There are known stories where families broke up in a battle for succession. Immediately in my mind comes the last split of the Ba-ga-Malete in 1892. The succession was based on the bravery and not on the strength being the first born child. Throughout Botswana many merafe have a history of succession that didn’t follow the rigidity of patriarchy.

Batswana as a people believe that talk is far better than war. Ntwakgolo ke ya molomo. We are a people who would spend a whole lot of time openly discussing a matter before a decision could be reached. Discussions on any matter put before a gathering of family, clan and morafe was never finalised without thorough discussion. All present regardless of their economic strength participated fully without hindrance. Decisions thereat were reached through consensus. Traditional leaders would skilfully announce the collective decision arrived at.

The good thing about this method of allowing all to participate – Mafoko a kgotla mantle otlhe and the Mmualebe bua gore monalentle a tswe lagwe – was basically premised on the principle of what our current crop of men and women who have read big books would call “participatory democracy.” Democracy therefore has never been an imported phenomenon amongst Batswana. Democracy has always been in our DNA. Regarding succession therefore it has always been based on the consensus of the majority.

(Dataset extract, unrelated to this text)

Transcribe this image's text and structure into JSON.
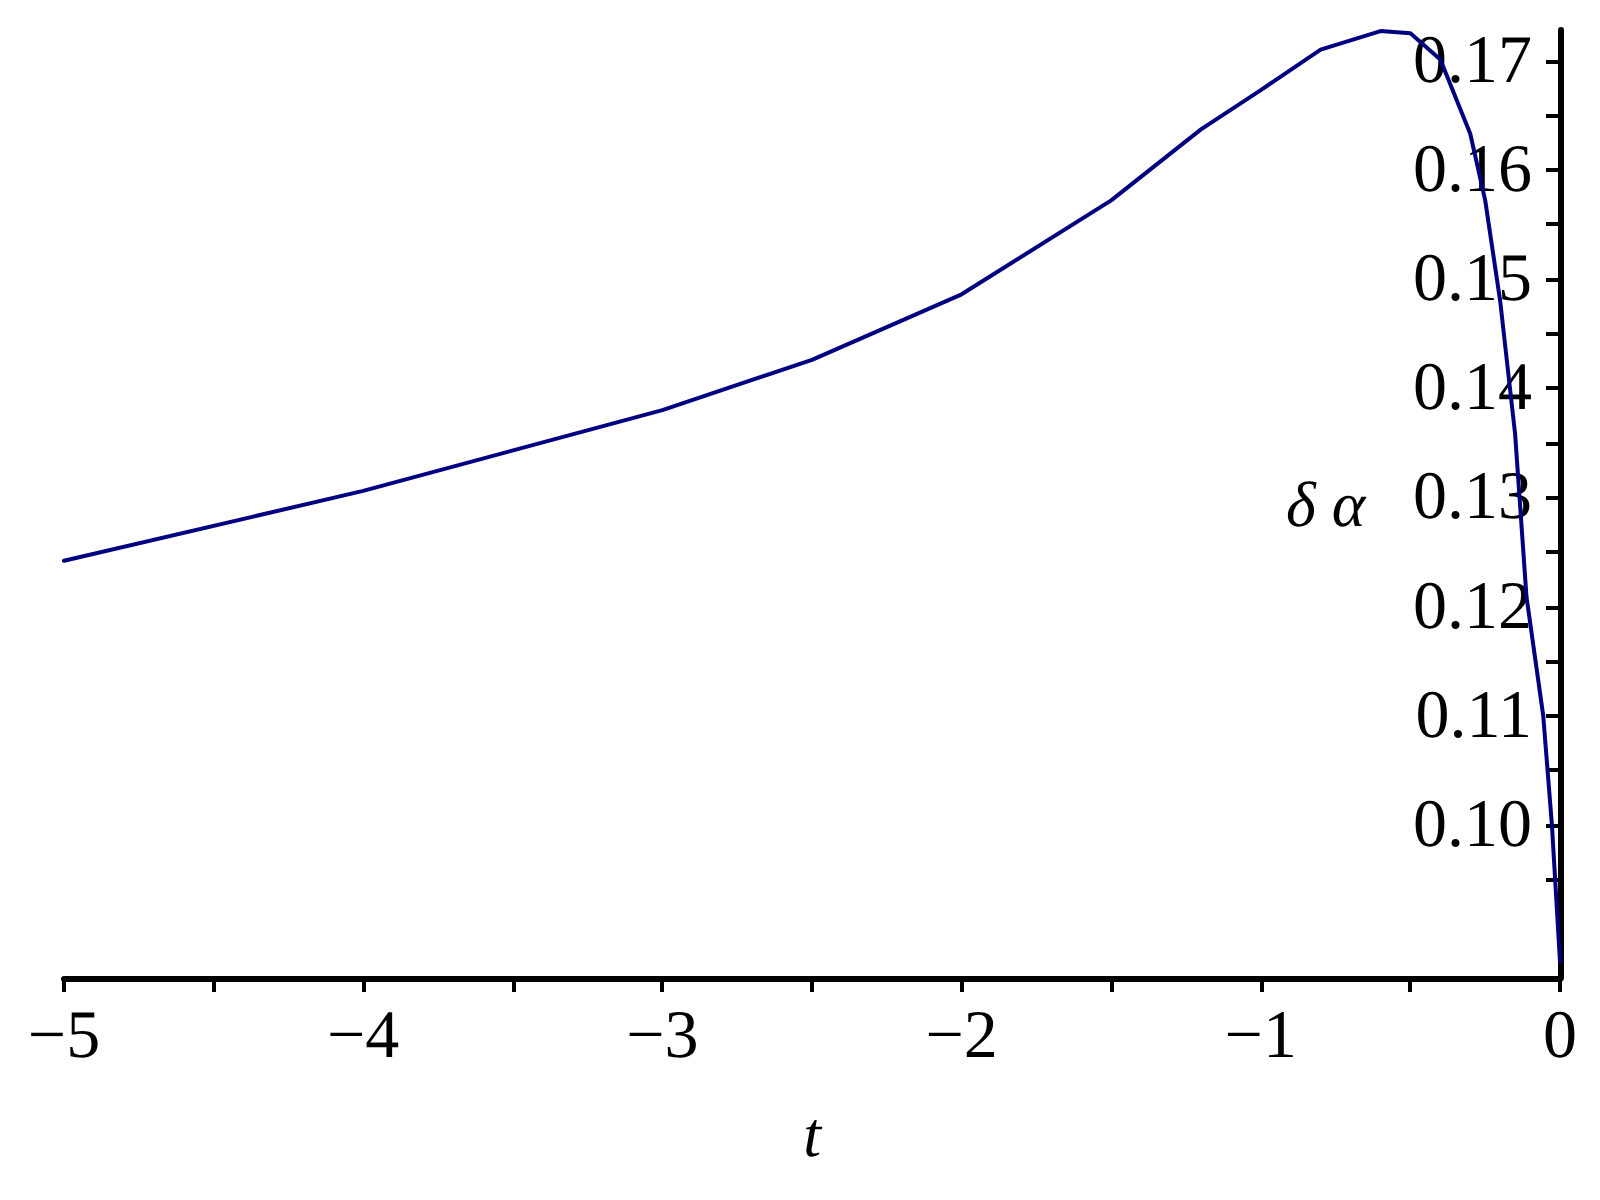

The leader though selected among the royal family, his character also played an important role in determining his suitability. As we embraced western type democracy we have in our different political homes defined our succession plans. As a nation we have defined our processes of succession. In the age and era where, unlike in our tradition, we have written these, we do not therefore rely on memories. Our forebears relied on memories and nothing was ever in black and white.

However, our forebears knew succession if not properly handled could bring strife and instability amongst morafe. We were then not part of a collective of nations and therefore what transpired in our little morafe did not necessarily impact our relations with other merafe that much. If not handled well it could create a loophole for other merafe to wage a war against the morafe .

If any such person who had been overlooked for whatever reason felt strongly about such decision, he would either remain part of the morafe as a junior leader or migrate with his supporters. Peace would prevail. Even those who had held fort for their younger siblings would want to hand over a united morafe to his successor.

In modern society, a predecessor takes pride in the performance of his choice of successor. Travelling through history one envies the succession of Kgosi Ketshwerebothata Ikaneng and Mokgosi III and that of Kgosi Mmusi and Linchwe II. Such were Batswana leaders who worked together for the better interest of the merafe they led. What now and whither peace and love for the downtrodden?